Legislators sent him the Appropriations Act, detailing how the state will spend general fund money; and the Authorizations Act, which lays out how federal funds, grants and all other money will be spent, as well as the bill providing raises for state workers. Those were signed June 3 and Wednesday.
Now, Guinn is rapidly approaching the deadline for a decision on legislation. For all bills delivered to his desk by May 29 or later, he has until 10 days after the end of the 2003 Legislature, making Thursday the last day he could sign them.
Under the Nevada constitution, anything he doesn’t sign automatically becomes law.
He also signed SB241, designed to try fix problems between homeowners and contractors over construction defects. It gives the owner the right to demand the problem, whatever it is, be fixed and the contractor the right to try fix it to the satisfaction of the owner.
If the contractor refuses or can’t do the job right, the homeowner would still have the right to sue.
Most of the bills signed Monday were relatively noncontroversial, including increases in fees charged by the secretary of state and a long list of state agency bills.
One example is SB453, which implements federal requirements under the Help America Vote Act.

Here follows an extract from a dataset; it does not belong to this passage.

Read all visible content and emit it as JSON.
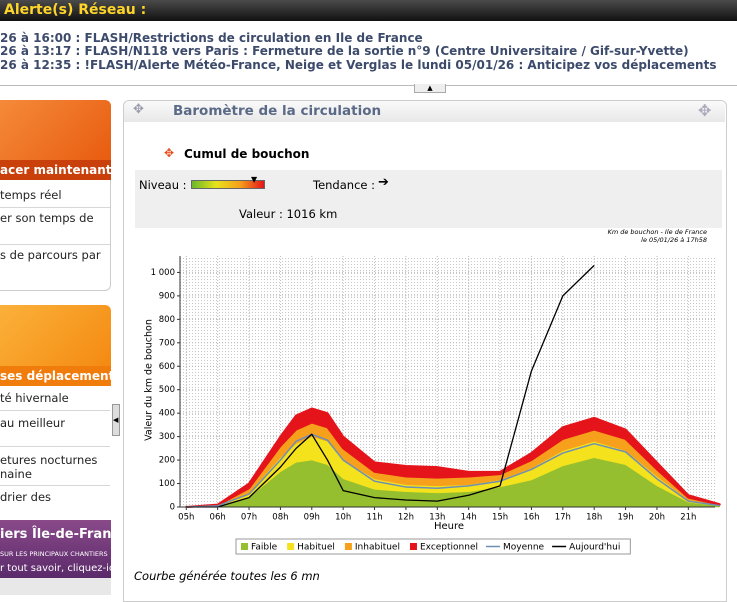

Those include providing the chance for voters who can’t prove they are registered to vote “provisionally” and creation of a statewide voter registration list.
Along with that, Guinn signed SB309, which creates a 10-member Committee on Participatory Democracy within the Secretary of State’s Office to work on ways to increase voter participation and improve the state’s election laws.
He signed SB82, allowing health authorities to order individuals or a group which may have been exposed to harmful biological agents to be quarantined. The bill was amended to protect constitutional rights by ensuring that anyone under quarantine has the right to make phone calls and requiring the health authority to petition the court to keep the person locked up longer than 72 hours.
Also signed were AB431, creating incentives for development of solar energy in Nevada; and AB429, which deals with “net metering” and renewable energy sources.
Guinn signed AB223 to protect car buyers who don’t speak fluent English. It requires dealers who advertise in Spanish and seek Hispanic customers to also provide contracts of sale and other documents in Spanish, and not merely provide a Spanish-speaking salesperson.